In its third episode, “Articles of Incorporation,” Silicon Valley continued to explore every step of the startup process. As the series has shown, almost all aspects are ripe for satire. “Articles of Incorporation” also deftly continued the process not only of Richard learning and developing as the head of his business, but deepening the relationships among the central characters, giving them both believable and comically absurd facets. Hit the jump for why “small is the new big!”
There could not have been a more perfect way to kick off an episode of Silicon Valley than to have Gavin Belson in a ridiculous video touting the Nucleus project, ending with: “if we can make your audio and video files smaller, we can make cancer smaller. And hunger. And AIDS.” Gavin may be the broadest and most ridiculous of all the characters so far on the show (yes, including Erlich), because he’s so many parodies rolled into one. Less is more, though, (“small is the new big!”) and the show knows how to pepper Gavin in just enough to give rise to the absurdities of that tech haven, but not to go too far.
That’s a hard thing to suggest — that is, that the show doesn’t go too far — when later in the episode Erlich went on a vision quest in the desert, where tech logos grew out of cacti, and rained upon him until he was reduced to the fetal position, repeating “make the world a better place” over and over again in a waking nightmare of corporate tech speak (later still, we learned he smeared Richard’s name and phone number on a bathroom wall in shit).
As ridiculous and funny as Erlich is though, making him remain too over the top will eventually ruin his role, because understatement is what the show does best. The series’ brilliance comes from its layered jokes and density of material. The visual gag of the t-shirts Richard bought was augmented by everyone’s quips about it, but that all led into Richard’s defensive stance about the name of the company. It was a joke that was laced throughout the episode, but also served as its narrative crux: in the end, Richard got the name he wanted, and negotiated (kinda) his way into what he had originally agreed upon for its cost.
Other jokes like Dinesh’s comments about Gilfoyle’s illegal status weren’t just one-offs, but a repartee that continued throughout the episode, and even provided further insight into those characters. Jared also got a few more opportunities to share his arsenal of bizarre facts, including the personal fact that his name is actual Donald. His seemingly throwaway line about saying your name so your attacker has to humanize you came back though when the housemates prepared to defend themselves against the original Pied Piper owner. So far, every episode of Silicon Valley has been insular and self-reflective to a huge degree — it makes the show that much more satisfying.
The real scene-stealer though continues to be Christopher Evan Welch as Peter Gregory, with his fascinations about Burger King, sesame seeds, and cicadas. He showed why he’s brilliant and rich, yet also socially inept and somewhat childlike. The way Welch plays him, and delivers those strange lines, is both hilarious and mesmerizing. The tragic flip side to this is that Welch died from lung cancer halfway through filming. I’m not sure which episode will be his last, but savor him while you can.
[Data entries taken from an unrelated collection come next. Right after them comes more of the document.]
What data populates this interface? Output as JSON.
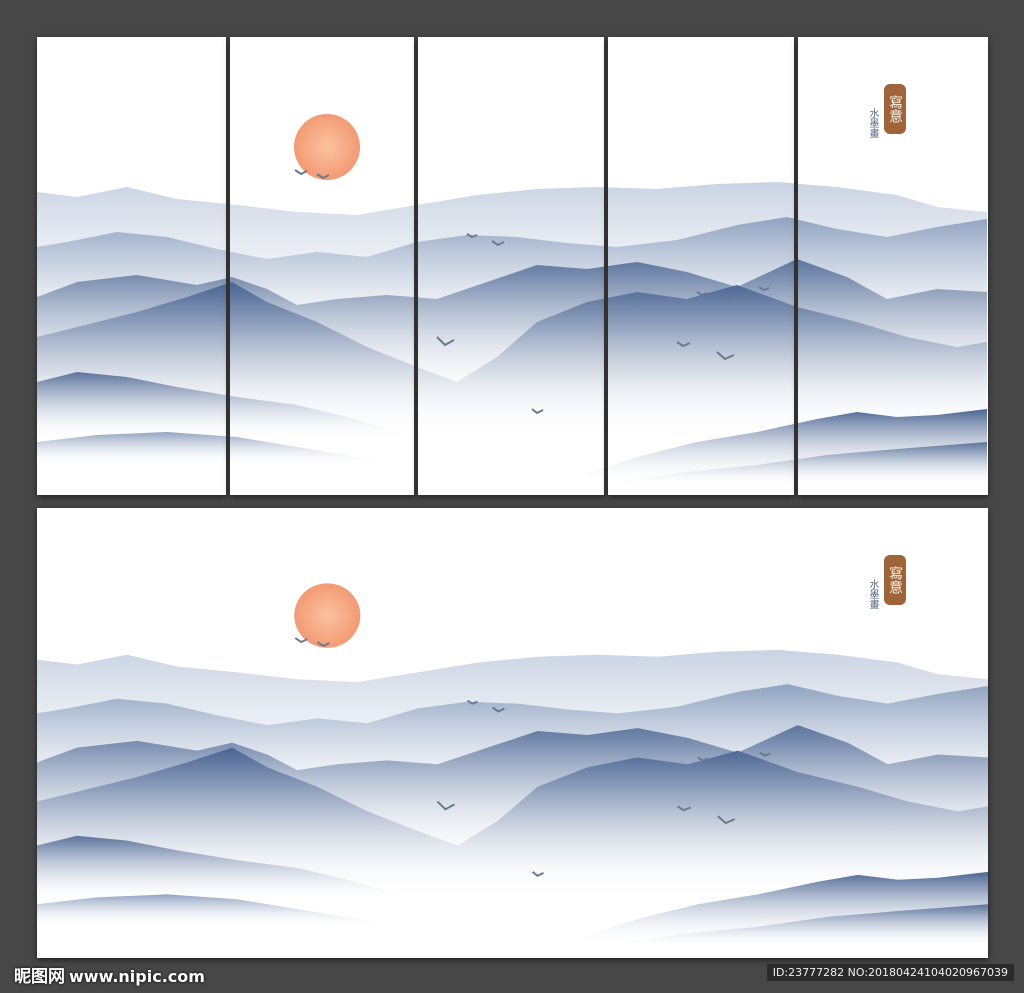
{
  "image": {
    "background_color": "#474747",
    "panel_color": "#ffffff",
    "mountain_colors": [
      "#dde4ee",
      "#b7c5d9",
      "#8ea3c2",
      "#6b84a9",
      "#4a6593"
    ],
    "sun_color": "#f4a27f",
    "seal_color": "#a0643a"
  },
  "seal": {
    "main_text": "寫意",
    "sub_text": "水墨畫"
  },
  "watermark": {
    "logo_text": "昵图网",
    "site_text": "www.nipic.com",
    "id_text": "ID:23777282 NO:20180424104020967039"
  }
}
Silicon Valley teaches us that every small trial and triumph deserves to be noted, and Welch’s turn as Peter Gregory is one of the greatest small roles I can remember. Small is the new big.
Episode Rating: A-
Musings and Miscellanea:
— “It looks like a guy sucking a dick, and then he has another dick behind his ear for later” – Dinesh.
— Despite Jared’s real name being Donald, I will keep calling him Jared. I also loved how he switched names halfway through his defensive repetition.
— Thomas Middleditch is just perfect in the way he plays Richard. He’s so awkward and vulnerable and likable, but there’s a little backbone there (which is always tempers with slightly spastic behavior).
— My only complaint with the show is not necessarily just a lack of women, but that the women (Read: one woman, Monica), has almost nothing to do. Hopefully her role will be expanded somehow moving forward, especially comedically (but for now, she has to play it straight next to Peter Gregory, because he’s so crazy).
— The dialogue on the show is so good, like the conversation between Dinesh and Richard about how Richard is not a negotiator: the outcome of their discussion proved the point (as Richard conceded, “Ok, well, I’m a decent negotiator).
— “Smiler is also something guys call women’s assholes” – Dinesh.
— The guy who played Jaime, currently (and probably soon formerly) of Bevmo, did such a great job of showing his total emotional collapse when he found out Richard was actually broke.
— Oh my dear lord, the ending where Erlich had stolen that child and said it was him reincarnated in the same time … I lost it.
— “Hitler played the bassoon, so technically, Hitler is the Hitler of music” – Jared.